Rituals of Rule, Rituals of Resistance
Title | Rituals of Rule, Rituals of Resistance PDF eBook |
Author | William H. Beezley |
Publisher | Rowman & Littlefield Publishers |
Pages | 412 |
Release | 1994-05-01 |
Genre | History |
ISBN | 0585281599 |
This book presents readers with scholarship on public celebrations and popular culture throughout Mexican history. Leading scholars from the Americas and Great Britain discuss aspects of Mexico's popular culture from the seventeenth century to the present. The vast range of Mexican expression is examined, including Corpus Christi celebrations, New Spain, stone murals, and folk theater. Filling a need that becomes ever more pressing, this volume provides fresh insights.

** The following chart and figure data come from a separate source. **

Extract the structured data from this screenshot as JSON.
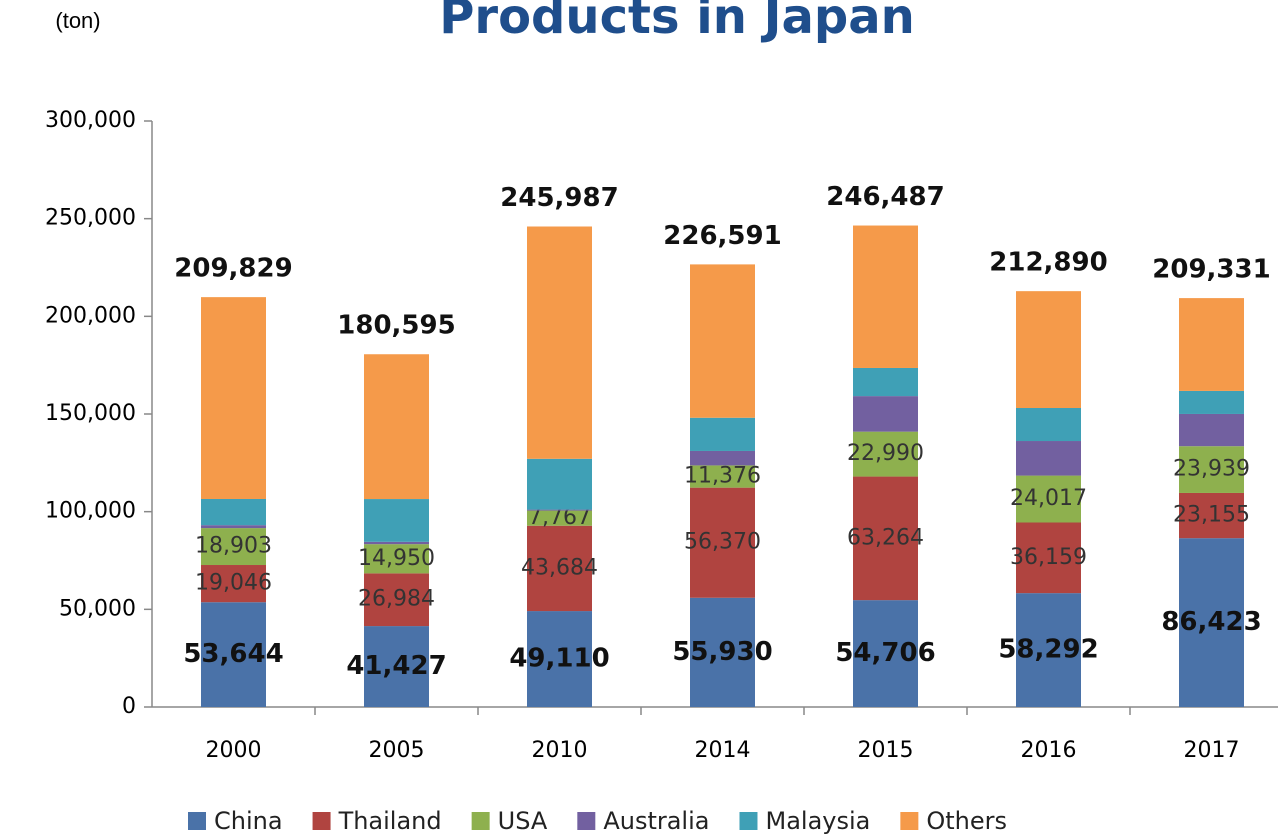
{
  "chart_data": {
    "type": "stacked_bar",
    "title": "Products in Japan",
    "y_unit": "(ton)",
    "categories": [
      "2000",
      "2005",
      "2010",
      "2014",
      "2015",
      "2016",
      "2017"
    ],
    "series": [
      {
        "name": "China",
        "color": "#4a72a8",
        "values": [
          53644,
          41427,
          49110,
          55930,
          54706,
          58292,
          86423
        ],
        "value_labels": [
          "53,644",
          "41,427",
          "49,110",
          "55,930",
          "54,706",
          "58,292",
          "86,423"
        ]
      },
      {
        "name": "Thailand",
        "color": "#b04440",
        "values": [
          19046,
          26984,
          43684,
          56370,
          63264,
          36159,
          23155
        ],
        "value_labels": [
          "19,046",
          "26,984",
          "43,684",
          "56,370",
          "63,264",
          "36,159",
          "23,155"
        ]
      },
      {
        "name": "USA",
        "color": "#8eb04e",
        "values": [
          18903,
          14950,
          7767,
          11376,
          22990,
          24017,
          23939
        ],
        "value_labels": [
          "18,903",
          "14,950",
          "7,767",
          "11,376",
          "22,990",
          "24,017",
          "23,939"
        ]
      },
      {
        "name": "Australia",
        "color": "#7260a0",
        "values": [
          1500,
          1200,
          500,
          7400,
          18200,
          17700,
          16500
        ]
      },
      {
        "name": "Malaysia",
        "color": "#3fa0b6",
        "values": [
          13400,
          21900,
          26000,
          17000,
          14400,
          16900,
          11800
        ]
      },
      {
        "name": "Others",
        "color": "#f59a4a",
        "values": [
          103336,
          74134,
          118926,
          78515,
          72927,
          59822,
          47514
        ]
      }
    ],
    "totals": [
      209829,
      180595,
      245987,
      226591,
      246487,
      212890,
      209331
    ],
    "total_labels": [
      "209,829",
      "180,595",
      "245,987",
      "226,591",
      "246,487",
      "212,890",
      "209,331"
    ],
    "ylim": [
      0,
      300000
    ],
    "yticks": [
      0,
      {
        "value": 50000,
        "label": "50,000"
      },
      {
        "value": 100000,
        "label": "100,000"
      },
      {
        "value": 150000,
        "label": "150,000"
      },
      {
        "value": 200000,
        "label": "200,000"
      },
      {
        "value": 250000,
        "label": "250,000"
      },
      {
        "value": 300000,
        "label": "300,000"
      }
    ],
    "legend": "bottom"
  }
}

Merchants and Trade Networks in the Atlantic and the Mediterranean, 1550-1800
Title | Merchants and Trade Networks in the Atlantic and the Mediterranean, 1550-1800 PDF eBook |
Author | Manuel Herrero Sánchez |
Publisher | Routledge |
Pages | 335 |
Release | 2016-09-01 |
Genre | Business & Economics |
ISBN | 1317282124 |
This collective volume explores the ways merchants managed to connect different spaces all over the globe in the early modern period by organizing the movement of goods, capital, information and cultural objects between different commercial maritime systems in the Mediterranean and Atlantic basin. Merchants and Trade Networks in the Atlantic and the Mediterranean, 1550-1800 consists of four thematic blocs: theoretical considerations, the social composition of networks, connected spaces, networks between formal and informal exchange, as well as possible failures of ties. This edited volume features eleven contributions who deal with theoretical concepts such as social network analysis, globalization, social capital and trust. In addition, several chapters analyze the coexistence of mono-cultural and transnational networks, deal with network failure and shifting network geographies, and assess the impact of kinship for building up international networks between the Mediterranean and the Atlantic. This work evaluates the use of specific network types for building up connections across the Mediterranean and the Atlantic Basin stretching out to Central Europe, the Northern Sea and the Pacific. This book is of interest to those who study history of economics and maritime economics, as well as historians and scholars from other disciplines working on maritime shipping, port studies, migration, foreign mercantile communities, trade policies and mercantilism.